Trellix, perusahaan keamanan siber yang menghadirkan solusi masa depan extended detection and response (XDR) pada hari ini membagikan temuan pentingnya terhadap bagaimana penjahat siber memanfaatkan popularitas teknologi AI untuk melancarkan serangan sibernya terhadap masyarakat, serta pentingnya membangun kepercayaan dengan ekosistem keamanan siber yang hidup ditengah kemajuan teknologi AI.
Sebuah studi global baru-baru ini oleh McKinsey & Company menemukan bahwa membangun kepercayaan pada produk dan pengalaman yang memanfaatkan kecerdasan buatan (AI), teknologi digital, dan data tidak hanya memenuhi ekspektasi pelanggan, tetapi juga mendorong pertumbuhan bisnis setidaknya 10% dari keuntungan dan kerugian setiap tahunnya.
Terbukti, kepercayaan digital penting dalam banyak hal dan yang terpenting, hal ini memungkinkan organisasi serta individu untuk berpartisipasi dalam dunia yang terhubung saat ini dengan keyakinan bahwa jejak digital mereka aman.
Selain itu, studi yang sama juga mengungkapkan bahwa 58% responden Asia Pasifik (APAC) akan mempertimbangkan untuk membeli di tempat lain jika perusahaan atau brand tempat mereka berlangganan kurang jelas dalam memberikan informasi bagaimana data mereka akan digunakan.
Jonathan Tan, Managing Director, Asia, Trellix, mengatakan, “kepercayaan telah menjadi fokus utama di dunia maya dan kemampuan untuk mempercayai perusahaan dengan informasi pribadi serta keuangan telah meningkat menjadi hal yang paling dipikirkan oleh banyak konsumen. Maka dari itu, perusahaan harus dapat menunjukkan bahwa sistem dan platform yang digunakan setiap hari memiliki keamanan yang tepat untuk mencegah hacker dapat menembusnya sehingga data pengguna mereka dapat terjaga.”
Hubungan Tren AI Generatif dengan Peningkatan Serangan Siber Jenis Phising
Baik atau buruk, AI generatif dengan cepat menjadi perbincangan baru di industri keamanan siber. Untuk memperjelas, chatbot seperti ChatGPT tidak berbahaya. Namun, teknologi ini membuat hacker menciptakan kode serta komunikasi berbahaya yang terkesan “baik” secara lebih sederhana.
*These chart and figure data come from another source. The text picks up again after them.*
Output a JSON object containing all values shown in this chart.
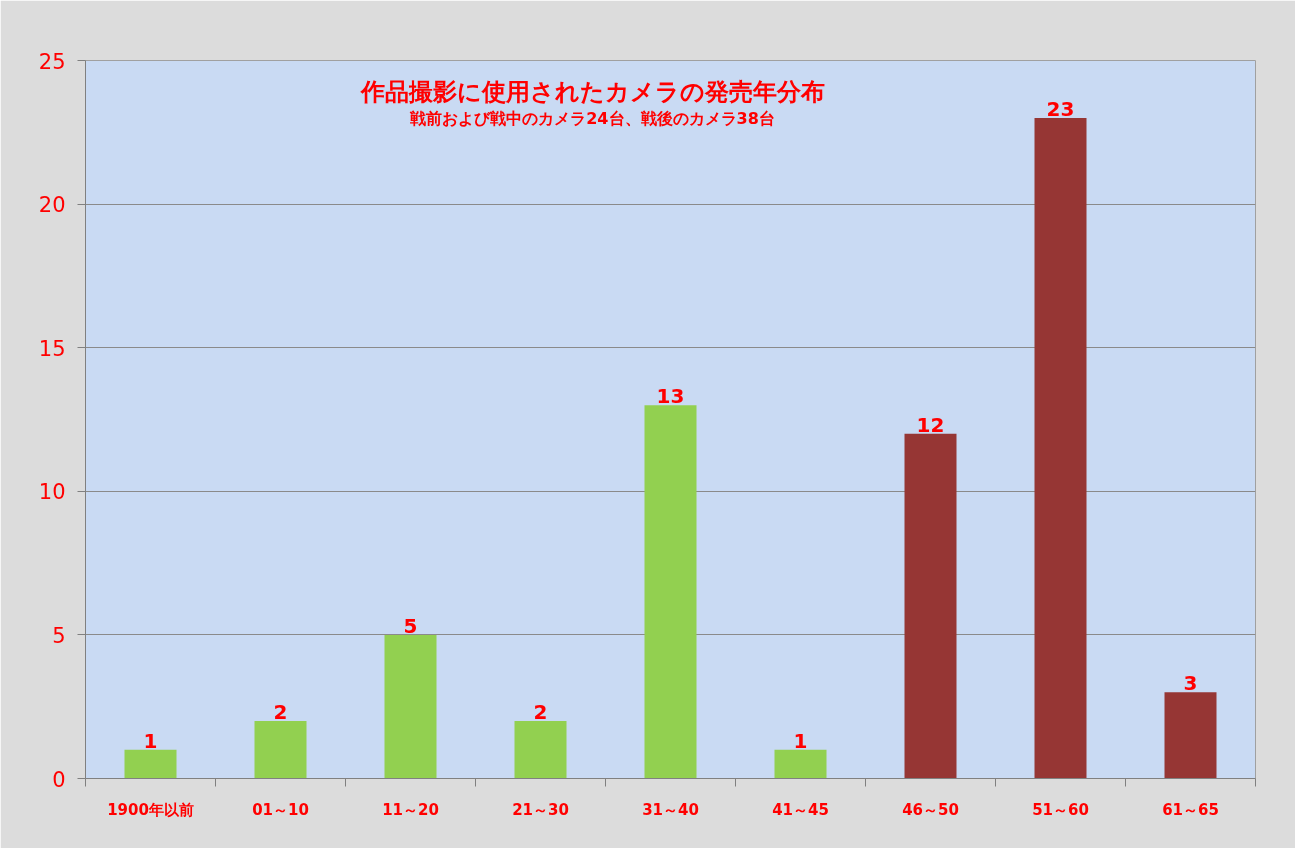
{
  "chart_data": {
    "type": "bar",
    "title": "作品撮影に使用されたカメラの発売年分布",
    "subtitle": "戦前および戦中のカメラ24台、戦後のカメラ38台",
    "categories": [
      "1900年以前",
      "01～10",
      "11～20",
      "21～30",
      "31～40",
      "41～45",
      "46～50",
      "51～60",
      "61～65"
    ],
    "values": [
      1,
      2,
      5,
      2,
      13,
      1,
      12,
      23,
      3
    ],
    "colors": [
      "#92d050",
      "#92d050",
      "#92d050",
      "#92d050",
      "#92d050",
      "#92d050",
      "#963634",
      "#963634",
      "#963634"
    ],
    "ylim": [
      0,
      25
    ],
    "yticks": [
      0,
      5,
      10,
      15,
      20,
      25
    ],
    "grid": "y",
    "data_labels": true
  }
}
Hal ini menjadi fasilitas baru yang dimanfaatkan oleh para hacker, karena mereka tahu bahwa mereka tidak perlu membuat email phishing yang sangat realistis secara manual dan memanfaatkan chatbot bertenaga AI untuk mengubah input pengguna atau sedikit mengubah output yang dihasilkan.
Seiring dengan terus berkembangnya AI, dan taktik phishing yang semakin canggih, akan ada tren peningkatan celah dalam infrastruktur TI dan sistem data.
Sebagai contoh, temuan Trellix baru-baru ini mengungkapkan bahwa para penipu membuat situs ChatGPT palsu untuk memasang muatan tambahan dan melakukan serangan phishing atau mendistribusikan malware, dengan Singapura muncul sebagai hotspot.
Tentu saja, hal ini mempercepat rasa urgensi dan keinginan para pemimpin bisnis untuk memahami dan meningkatkan pertahanan dan ketahanan siber mereka.
Sayangnya, penjahat siber beroperasi 24/7, yang berarti bahwa para pemimpin bisnis harus selalu selangkah lebih maju dan meningkatkan kesiapan siber organisasi mereka untuk menghadapi taktik peretasan baru yang bersifat mengelabui, terfokus, dan otomatis.